The thing I am struggling with most right now is the weather.  When I woke up yesterday – on May 1st – it was 36 degrees (2 C) and snowing. That was about the 10th snow we’ve had since winter should have ended – over a month ago. They aren’t all big snows, and yesterday’s snowfall was gone by midday (thanks to all the rain we got) – but it weighs heavy on a tired old body – this optimist is losing faith in Norwegian spring, its just a seven month winter followed by a few months of constant daylight and then it’s back to school, shorter days and chilly nights again.  I don’t tackle the cold as well as I used too.

Enough complaining. Life is good. I feel good and am getting healthier. God is good.

“We expect everyone to experience some complications”

“We expect everyone to experience some complications” – That’s what the doctors say to us transplant patients.

Now it’s my turn. Up until now things have been going great. Today at my weekly check up I found out that I have Epstein Barr virus. You probably have it too, most people do. But I’m having a flare up.  Specifically, the lymph nodes in my head and neck and swollen and sore. If left untreated it could turn into lymphoma (lymph node cancer) – and we don’t want that.
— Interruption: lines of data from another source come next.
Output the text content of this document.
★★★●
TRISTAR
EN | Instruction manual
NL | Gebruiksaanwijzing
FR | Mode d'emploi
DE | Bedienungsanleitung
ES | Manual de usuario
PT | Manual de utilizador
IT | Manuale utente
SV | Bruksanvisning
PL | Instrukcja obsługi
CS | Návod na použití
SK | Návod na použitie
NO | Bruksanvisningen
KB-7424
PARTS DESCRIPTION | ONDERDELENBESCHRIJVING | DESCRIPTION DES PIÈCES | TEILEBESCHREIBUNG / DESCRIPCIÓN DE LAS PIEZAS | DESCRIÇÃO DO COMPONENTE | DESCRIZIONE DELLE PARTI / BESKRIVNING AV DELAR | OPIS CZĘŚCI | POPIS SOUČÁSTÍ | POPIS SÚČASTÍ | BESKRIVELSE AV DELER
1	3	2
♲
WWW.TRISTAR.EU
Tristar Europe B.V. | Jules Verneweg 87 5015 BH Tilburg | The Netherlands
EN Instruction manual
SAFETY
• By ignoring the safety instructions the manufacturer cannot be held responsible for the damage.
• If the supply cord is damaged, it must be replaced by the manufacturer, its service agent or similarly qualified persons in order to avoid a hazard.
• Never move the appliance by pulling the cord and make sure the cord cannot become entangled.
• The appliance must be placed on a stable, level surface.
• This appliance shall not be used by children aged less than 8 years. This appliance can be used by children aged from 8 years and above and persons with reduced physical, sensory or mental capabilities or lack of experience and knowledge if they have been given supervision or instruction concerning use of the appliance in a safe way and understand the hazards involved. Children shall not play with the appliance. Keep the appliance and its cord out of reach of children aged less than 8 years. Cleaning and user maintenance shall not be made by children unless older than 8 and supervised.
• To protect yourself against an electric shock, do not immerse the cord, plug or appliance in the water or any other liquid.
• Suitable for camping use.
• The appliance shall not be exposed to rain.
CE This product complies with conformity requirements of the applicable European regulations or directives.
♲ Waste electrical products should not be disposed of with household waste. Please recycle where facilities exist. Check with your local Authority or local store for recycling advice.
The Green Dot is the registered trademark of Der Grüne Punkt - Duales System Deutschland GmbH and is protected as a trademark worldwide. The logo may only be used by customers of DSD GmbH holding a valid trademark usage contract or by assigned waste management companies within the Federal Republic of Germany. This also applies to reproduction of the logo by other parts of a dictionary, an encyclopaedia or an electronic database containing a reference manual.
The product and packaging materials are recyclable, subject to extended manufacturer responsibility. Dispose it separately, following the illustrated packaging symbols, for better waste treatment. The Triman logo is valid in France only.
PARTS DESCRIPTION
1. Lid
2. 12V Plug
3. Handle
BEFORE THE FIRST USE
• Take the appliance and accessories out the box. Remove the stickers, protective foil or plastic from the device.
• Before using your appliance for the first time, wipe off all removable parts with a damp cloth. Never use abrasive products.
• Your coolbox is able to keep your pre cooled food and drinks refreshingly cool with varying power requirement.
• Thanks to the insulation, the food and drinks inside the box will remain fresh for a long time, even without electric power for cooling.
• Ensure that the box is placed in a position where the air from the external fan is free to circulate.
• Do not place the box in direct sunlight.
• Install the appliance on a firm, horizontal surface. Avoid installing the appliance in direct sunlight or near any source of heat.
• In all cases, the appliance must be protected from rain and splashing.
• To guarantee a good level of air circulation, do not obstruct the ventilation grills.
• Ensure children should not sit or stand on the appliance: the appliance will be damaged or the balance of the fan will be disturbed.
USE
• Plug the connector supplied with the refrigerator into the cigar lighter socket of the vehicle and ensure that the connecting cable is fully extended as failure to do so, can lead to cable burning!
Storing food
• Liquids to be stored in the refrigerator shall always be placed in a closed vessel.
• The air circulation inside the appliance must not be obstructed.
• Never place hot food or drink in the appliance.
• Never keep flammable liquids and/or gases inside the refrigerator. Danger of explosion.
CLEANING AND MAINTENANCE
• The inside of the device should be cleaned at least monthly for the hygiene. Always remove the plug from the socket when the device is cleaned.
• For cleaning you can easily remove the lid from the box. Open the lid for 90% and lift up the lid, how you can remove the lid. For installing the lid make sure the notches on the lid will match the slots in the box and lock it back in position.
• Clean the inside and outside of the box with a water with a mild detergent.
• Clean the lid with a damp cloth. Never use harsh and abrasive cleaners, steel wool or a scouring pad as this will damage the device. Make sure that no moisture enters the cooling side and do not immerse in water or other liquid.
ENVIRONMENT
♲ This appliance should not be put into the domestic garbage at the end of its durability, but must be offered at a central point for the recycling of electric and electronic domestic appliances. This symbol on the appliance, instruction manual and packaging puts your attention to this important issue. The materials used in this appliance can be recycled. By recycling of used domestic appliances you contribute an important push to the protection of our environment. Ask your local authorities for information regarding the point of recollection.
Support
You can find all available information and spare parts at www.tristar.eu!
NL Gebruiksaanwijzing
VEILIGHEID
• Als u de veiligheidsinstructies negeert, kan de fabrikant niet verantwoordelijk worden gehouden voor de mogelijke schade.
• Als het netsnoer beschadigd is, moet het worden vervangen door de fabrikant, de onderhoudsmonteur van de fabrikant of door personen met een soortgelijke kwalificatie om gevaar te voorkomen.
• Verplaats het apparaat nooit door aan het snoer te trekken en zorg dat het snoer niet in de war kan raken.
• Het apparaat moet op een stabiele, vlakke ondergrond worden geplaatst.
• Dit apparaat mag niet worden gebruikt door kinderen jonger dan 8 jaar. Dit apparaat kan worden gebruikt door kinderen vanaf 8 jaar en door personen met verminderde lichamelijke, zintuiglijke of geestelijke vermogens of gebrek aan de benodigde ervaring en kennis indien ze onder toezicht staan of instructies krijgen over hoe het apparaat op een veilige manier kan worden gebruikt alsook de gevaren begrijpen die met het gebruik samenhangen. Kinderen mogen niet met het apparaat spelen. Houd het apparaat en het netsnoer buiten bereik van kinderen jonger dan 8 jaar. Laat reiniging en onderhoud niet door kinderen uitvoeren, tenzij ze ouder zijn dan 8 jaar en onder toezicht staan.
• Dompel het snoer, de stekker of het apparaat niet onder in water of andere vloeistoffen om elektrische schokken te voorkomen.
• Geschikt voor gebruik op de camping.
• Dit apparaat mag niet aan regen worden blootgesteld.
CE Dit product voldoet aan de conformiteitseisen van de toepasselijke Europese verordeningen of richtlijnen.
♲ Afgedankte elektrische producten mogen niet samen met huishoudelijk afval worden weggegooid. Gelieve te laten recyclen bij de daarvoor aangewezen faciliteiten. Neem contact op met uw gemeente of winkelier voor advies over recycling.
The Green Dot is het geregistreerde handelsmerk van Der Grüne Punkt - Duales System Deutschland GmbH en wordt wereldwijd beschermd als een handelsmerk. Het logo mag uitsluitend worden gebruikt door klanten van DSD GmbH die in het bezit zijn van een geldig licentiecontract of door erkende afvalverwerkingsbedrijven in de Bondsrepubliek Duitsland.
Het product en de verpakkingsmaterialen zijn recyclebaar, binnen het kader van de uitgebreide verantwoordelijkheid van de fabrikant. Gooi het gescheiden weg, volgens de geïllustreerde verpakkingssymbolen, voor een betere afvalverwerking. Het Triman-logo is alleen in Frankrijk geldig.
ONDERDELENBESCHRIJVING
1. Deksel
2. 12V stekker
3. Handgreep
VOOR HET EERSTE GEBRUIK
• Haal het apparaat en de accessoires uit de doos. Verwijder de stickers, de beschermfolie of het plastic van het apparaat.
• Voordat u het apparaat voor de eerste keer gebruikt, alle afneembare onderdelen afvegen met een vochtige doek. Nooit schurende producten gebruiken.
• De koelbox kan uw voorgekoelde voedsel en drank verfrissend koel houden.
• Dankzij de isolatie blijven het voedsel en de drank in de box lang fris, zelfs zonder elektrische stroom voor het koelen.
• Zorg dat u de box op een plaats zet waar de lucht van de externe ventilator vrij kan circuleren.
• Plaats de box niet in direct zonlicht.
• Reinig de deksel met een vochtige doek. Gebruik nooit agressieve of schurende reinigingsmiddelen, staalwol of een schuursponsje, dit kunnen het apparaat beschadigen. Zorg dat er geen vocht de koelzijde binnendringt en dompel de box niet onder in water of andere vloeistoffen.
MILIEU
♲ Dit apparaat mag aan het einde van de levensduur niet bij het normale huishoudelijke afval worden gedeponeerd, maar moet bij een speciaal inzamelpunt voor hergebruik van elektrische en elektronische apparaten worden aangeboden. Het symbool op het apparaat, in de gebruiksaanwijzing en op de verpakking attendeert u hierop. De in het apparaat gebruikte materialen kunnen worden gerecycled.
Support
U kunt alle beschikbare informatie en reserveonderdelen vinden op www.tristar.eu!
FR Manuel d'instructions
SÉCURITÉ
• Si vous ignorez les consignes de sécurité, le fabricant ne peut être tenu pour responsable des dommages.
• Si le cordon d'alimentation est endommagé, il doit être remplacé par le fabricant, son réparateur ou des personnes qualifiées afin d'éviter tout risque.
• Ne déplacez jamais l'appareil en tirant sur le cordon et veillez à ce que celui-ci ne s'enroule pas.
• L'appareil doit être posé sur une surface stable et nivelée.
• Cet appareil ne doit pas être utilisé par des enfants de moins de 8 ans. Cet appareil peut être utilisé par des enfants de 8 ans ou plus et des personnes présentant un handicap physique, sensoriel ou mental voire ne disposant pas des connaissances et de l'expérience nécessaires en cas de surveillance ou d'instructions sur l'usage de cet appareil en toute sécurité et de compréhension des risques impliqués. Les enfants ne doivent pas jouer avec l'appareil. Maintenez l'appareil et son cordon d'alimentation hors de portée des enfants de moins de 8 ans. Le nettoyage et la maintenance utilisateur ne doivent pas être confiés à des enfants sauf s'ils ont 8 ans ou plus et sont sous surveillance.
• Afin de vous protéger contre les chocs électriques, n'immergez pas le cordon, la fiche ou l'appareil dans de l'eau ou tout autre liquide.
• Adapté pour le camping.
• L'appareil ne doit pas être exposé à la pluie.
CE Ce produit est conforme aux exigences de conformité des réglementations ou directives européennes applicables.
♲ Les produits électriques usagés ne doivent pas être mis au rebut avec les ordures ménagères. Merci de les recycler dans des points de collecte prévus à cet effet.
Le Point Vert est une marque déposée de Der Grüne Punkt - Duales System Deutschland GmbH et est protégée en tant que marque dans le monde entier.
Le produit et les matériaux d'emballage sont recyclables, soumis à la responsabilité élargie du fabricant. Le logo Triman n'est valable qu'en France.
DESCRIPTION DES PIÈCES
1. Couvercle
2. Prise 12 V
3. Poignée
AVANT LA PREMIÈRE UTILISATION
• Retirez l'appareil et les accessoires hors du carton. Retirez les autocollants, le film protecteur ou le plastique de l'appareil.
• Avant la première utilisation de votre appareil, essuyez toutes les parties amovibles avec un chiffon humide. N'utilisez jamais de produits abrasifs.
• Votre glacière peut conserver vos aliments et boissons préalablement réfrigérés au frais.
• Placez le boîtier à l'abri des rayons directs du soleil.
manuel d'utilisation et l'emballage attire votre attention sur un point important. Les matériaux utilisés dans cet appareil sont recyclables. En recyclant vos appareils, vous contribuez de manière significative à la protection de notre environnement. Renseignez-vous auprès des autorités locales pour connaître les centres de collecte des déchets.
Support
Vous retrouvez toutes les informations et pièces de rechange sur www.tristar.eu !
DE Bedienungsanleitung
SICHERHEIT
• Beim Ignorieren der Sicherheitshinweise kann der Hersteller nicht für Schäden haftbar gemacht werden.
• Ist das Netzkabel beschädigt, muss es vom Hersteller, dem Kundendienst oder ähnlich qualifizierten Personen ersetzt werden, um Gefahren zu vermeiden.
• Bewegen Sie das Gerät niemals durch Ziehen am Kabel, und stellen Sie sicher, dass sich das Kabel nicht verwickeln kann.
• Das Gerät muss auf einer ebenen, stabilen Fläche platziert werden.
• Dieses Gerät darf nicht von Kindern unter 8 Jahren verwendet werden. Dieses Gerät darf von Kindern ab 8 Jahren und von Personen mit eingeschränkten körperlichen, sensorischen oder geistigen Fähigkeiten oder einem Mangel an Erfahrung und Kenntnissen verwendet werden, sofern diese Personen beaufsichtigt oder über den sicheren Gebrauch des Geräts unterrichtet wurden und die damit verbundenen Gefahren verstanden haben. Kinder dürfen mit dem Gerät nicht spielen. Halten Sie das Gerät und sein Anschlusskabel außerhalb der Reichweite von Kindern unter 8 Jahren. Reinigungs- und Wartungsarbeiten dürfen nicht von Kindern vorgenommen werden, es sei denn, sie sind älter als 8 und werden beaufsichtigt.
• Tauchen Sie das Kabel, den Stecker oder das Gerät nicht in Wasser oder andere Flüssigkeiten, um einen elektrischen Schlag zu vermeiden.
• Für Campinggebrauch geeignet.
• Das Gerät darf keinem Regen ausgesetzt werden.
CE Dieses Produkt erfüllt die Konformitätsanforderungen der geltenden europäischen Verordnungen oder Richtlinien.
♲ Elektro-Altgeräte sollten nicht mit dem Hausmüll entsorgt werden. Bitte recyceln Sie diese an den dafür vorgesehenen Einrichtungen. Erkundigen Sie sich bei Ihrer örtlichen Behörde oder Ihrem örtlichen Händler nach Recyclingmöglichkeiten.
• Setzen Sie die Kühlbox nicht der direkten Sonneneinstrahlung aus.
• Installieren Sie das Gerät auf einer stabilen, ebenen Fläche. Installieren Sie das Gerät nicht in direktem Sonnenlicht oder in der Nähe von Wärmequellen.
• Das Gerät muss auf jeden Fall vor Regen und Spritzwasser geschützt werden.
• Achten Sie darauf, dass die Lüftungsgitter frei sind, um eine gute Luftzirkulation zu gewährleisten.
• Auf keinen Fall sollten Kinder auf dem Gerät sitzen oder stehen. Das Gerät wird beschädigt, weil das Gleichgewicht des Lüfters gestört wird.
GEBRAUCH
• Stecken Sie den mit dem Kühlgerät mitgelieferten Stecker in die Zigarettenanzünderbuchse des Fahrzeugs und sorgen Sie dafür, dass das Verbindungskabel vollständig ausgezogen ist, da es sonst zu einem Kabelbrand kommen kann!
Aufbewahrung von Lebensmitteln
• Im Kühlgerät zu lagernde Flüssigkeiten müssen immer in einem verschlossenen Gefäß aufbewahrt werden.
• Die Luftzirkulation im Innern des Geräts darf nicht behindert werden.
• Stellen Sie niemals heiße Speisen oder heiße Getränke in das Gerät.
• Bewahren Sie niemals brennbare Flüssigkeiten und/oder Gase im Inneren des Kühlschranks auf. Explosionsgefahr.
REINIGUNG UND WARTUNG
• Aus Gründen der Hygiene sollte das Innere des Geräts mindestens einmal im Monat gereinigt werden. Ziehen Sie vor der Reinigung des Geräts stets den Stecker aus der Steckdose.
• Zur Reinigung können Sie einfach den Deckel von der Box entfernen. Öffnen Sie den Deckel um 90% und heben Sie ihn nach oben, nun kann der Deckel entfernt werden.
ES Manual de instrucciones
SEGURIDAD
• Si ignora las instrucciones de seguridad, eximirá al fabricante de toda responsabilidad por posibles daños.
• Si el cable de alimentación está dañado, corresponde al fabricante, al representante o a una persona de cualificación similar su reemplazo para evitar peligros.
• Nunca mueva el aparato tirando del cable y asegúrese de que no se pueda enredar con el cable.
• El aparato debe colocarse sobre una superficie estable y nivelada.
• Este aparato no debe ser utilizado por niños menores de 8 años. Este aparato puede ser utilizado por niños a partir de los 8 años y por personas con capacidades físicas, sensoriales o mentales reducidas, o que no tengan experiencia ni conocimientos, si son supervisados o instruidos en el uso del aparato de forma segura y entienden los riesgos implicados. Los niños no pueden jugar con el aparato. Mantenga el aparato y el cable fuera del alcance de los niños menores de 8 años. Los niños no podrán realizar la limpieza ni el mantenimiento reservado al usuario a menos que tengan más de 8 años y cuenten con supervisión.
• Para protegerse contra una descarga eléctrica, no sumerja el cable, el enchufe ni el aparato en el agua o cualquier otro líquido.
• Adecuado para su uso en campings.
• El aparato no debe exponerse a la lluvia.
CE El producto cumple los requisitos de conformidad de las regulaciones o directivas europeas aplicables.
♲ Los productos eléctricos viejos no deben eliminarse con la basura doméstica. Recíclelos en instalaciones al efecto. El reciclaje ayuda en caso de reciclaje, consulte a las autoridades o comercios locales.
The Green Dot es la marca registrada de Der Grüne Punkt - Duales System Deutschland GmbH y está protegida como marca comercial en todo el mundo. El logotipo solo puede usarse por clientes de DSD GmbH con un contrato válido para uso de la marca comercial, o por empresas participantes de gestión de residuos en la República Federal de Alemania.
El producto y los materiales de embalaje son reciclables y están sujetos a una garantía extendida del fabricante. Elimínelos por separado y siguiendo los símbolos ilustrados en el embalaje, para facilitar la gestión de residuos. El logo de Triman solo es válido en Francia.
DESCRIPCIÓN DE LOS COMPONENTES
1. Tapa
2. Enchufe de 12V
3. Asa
So tomorrow I get admitted back in to the hospital for a CT scan and a bunch of tests. Then treatments start on Friday – (some sort of infusions). Hopefully in a few weeks, I’ll be as good as new.  – I won’t (shouldn’t) be in the hospital for the next few weeks, hopefully just a day.

It’s not really anything serious, just a complication and an inconvenience on my road to getting better.

So, I’m still in the thick of it. Please keep praying for me and encouraging me. I’ll get through this.